Children can sense weakness: Just like some dogs can sniff out cancer or horses dislike fearful riders, toddlers can sense weakness in adults. And I’m talking about the weakness that adults have with a hangover. That’s right, after a heavy night on the vino, all you want is a day of sofa hugging and perhaps some Disney film watching, surely the kid will be up for that right? No way, this is when mine wants to sit on me, jump on my tummy, perhaps throw in a cheeky hit to the face or even a leg bite, ‘don’t you want to play with Daddy’, I wail, looking to him for help (I get nothing) ‘don’t be so stupid’ the kid says.

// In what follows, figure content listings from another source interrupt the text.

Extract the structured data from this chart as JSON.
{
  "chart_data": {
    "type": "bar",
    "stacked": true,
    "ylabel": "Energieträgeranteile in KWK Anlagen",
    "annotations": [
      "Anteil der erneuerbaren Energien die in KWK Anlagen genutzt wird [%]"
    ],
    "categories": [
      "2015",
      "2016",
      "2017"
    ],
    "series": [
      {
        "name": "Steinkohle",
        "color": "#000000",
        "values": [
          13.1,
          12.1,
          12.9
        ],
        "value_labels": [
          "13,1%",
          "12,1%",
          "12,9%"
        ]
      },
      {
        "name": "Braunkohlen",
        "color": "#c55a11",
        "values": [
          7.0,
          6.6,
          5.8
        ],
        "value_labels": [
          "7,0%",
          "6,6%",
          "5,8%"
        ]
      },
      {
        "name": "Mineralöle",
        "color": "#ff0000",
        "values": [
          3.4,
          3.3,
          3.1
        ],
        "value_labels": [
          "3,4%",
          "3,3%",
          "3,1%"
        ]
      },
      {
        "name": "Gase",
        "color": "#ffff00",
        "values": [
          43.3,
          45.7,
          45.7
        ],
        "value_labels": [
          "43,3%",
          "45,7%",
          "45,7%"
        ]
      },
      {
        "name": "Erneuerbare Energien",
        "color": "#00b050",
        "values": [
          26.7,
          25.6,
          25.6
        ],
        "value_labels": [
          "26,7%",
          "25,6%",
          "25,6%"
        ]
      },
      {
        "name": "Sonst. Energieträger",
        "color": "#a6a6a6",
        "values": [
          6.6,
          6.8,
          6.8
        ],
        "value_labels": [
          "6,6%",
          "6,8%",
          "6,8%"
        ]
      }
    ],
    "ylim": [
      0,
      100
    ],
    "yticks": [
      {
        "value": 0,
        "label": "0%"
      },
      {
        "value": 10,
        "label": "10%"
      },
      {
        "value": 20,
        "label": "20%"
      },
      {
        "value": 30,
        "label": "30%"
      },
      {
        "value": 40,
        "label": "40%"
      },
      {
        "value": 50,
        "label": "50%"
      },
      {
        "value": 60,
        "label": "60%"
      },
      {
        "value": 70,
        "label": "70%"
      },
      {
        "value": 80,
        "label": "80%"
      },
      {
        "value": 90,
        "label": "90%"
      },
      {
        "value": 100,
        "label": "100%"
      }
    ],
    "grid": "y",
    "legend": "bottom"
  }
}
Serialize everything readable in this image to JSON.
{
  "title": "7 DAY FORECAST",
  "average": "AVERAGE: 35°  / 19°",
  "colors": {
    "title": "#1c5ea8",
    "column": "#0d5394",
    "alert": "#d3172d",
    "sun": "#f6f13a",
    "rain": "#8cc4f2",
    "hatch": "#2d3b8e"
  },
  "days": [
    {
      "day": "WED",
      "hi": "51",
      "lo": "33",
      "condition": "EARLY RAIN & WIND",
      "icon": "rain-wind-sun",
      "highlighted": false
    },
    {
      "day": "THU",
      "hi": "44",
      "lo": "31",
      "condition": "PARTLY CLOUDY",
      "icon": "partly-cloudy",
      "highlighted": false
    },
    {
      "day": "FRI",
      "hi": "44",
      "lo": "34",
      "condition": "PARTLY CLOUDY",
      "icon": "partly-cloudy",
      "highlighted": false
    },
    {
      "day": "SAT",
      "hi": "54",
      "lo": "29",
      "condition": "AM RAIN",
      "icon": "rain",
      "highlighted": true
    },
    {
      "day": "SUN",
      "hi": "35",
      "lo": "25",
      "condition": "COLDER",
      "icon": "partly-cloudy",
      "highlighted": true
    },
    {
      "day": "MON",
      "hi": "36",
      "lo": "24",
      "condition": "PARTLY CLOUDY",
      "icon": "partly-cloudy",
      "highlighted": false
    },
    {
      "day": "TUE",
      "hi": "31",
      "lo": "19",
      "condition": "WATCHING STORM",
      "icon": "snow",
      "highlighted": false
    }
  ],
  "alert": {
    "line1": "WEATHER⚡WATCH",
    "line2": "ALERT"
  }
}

And finally, having a child is constantly, hugely emotional: The birth is emotional, tiring and exhausting. Then your baby grows, feeds, sleeps, learns new things and it’s all madly wonderful. Suddenly a year passes and they are one, then two (and so on) but each day or month you will find that you feel new and weirdly strong emotions towards this little human that you grew. It’s crazy weird and I’m still getting to grips with it to be honest but each and every day, oh I feel those heart strings tugged in one way or another because of this little person and it’s amazing, fact.